Filing tax returns will never be on anyone’s list of favorite things to do, but it also shouldn’t break the bank or people’s sanity. Americans deserve a variety of tax filing options to fit their circumstances, including one that is free and managed by the federal government. In addition to saving current filers vast amounts of time and money, a true simple direct filing option would open the doors to the millions of non-filers who miss out on benefits due to burdens that our current tax system fails to address.
Direct filing may not be the right choice for every taxpayer, but, as this recent working paper from Treasury officials and academics notes, there is no doubt that access to such a service would lower the stress, cost and burden of tax time for the many Americans who need it.

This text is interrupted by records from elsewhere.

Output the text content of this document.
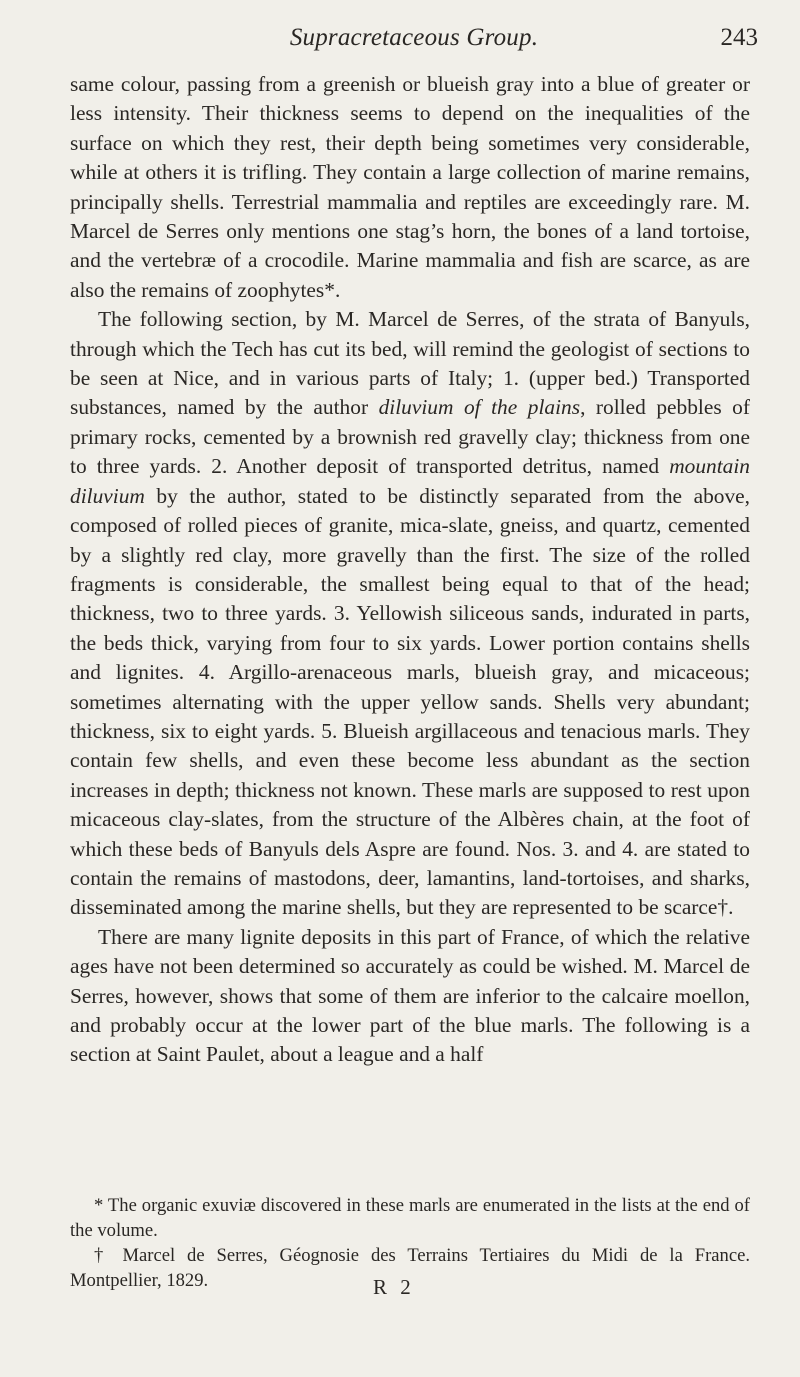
Supracretaceous Group.	243

same colour, passing from a greenish or blueish gray into a blue of greater or less intensity. Their thickness seems to depend on the inequalities of the surface on which they rest, their depth being sometimes very considerable, while at others it is trifling. They contain a large collection of marine remains, principally shells. Terrestrial mammalia and reptiles are exceedingly rare. M. Marcel de Serres only mentions one stag’s horn, the bones of a land tortoise, and the vertebræ of a crocodile. Marine mammalia and fish are scarce, as are also the remains of zoophytes*.

The following section, by M. Marcel de Serres, of the strata of Banyuls, through which the Tech has cut its bed, will remind the geologist of sections to be seen at Nice, and in various parts of Italy; 1. (upper bed.) Transported substances, named by the author diluvium of the plains, rolled pebbles of primary rocks, cemented by a brownish red gravelly clay; thickness from one to three yards. 2. Another deposit of transported detritus, named mountain diluvium by the author, stated to be distinctly separated from the above, composed of rolled pieces of granite, mica-slate, gneiss, and quartz, cemented by a slightly red clay, more gravelly than the first. The size of the rolled fragments is considerable, the smallest being equal to that of the head; thickness, two to three yards. 3. Yellowish siliceous sands, indurated in parts, the beds thick, varying from four to six yards. Lower portion contains shells and lignites. 4. Argillo-arenaceous marls, blueish gray, and micaceous; sometimes alternating with the upper yellow sands. Shells very abundant; thickness, six to eight yards. 5. Blueish argillaceous and tenacious marls. They contain few shells, and even these become less abundant as the section increases in depth; thickness not known. These marls are supposed to rest upon micaceous clay-slates, from the structure of the Albères chain, at the foot of which these beds of Banyuls dels Aspre are found. Nos. 3. and 4. are stated to contain the remains of mastodons, deer, lamantins, land-tortoises, and sharks, disseminated among the marine shells, but they are represented to be scarce†.

There are many lignite deposits in this part of France, of which the relative ages have not been determined so accurately as could be wished. M. Marcel de Serres, however, shows that some of them are inferior to the calcaire moellon, and probably occur at the lower part of the blue marls. The following is a section at Saint Paulet, about a league and a half

* The organic exuviæ discovered in these marls are enumerated in the lists at the end of the volume.

† Marcel de Serres, Géognosie des Terrains Tertiaires du Midi de la France. Montpellier, 1829.	R 2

And for those who have concerns about the government taking a more direct role in tax return filing and prefer privately provided software, there is no reason why that option can’t also continue to exist.
Direct file has the potential to benefit millions of taxpayers, but only if lawmakers remove politics and partisanship in favor of good, commonsense policy. We’re already witnessing the results of partisan infighting with the debt ceiling crisis. Let’s not let demagoguing politicians get in the way of making tax time less stressful and costly for millions of everyday Americans.
Leslie Book, a national authority on tax procedure and tax administration, is a professor at the Villanova Charles Widger School of Law and senior fellow of the Center for Taxpayer Rights.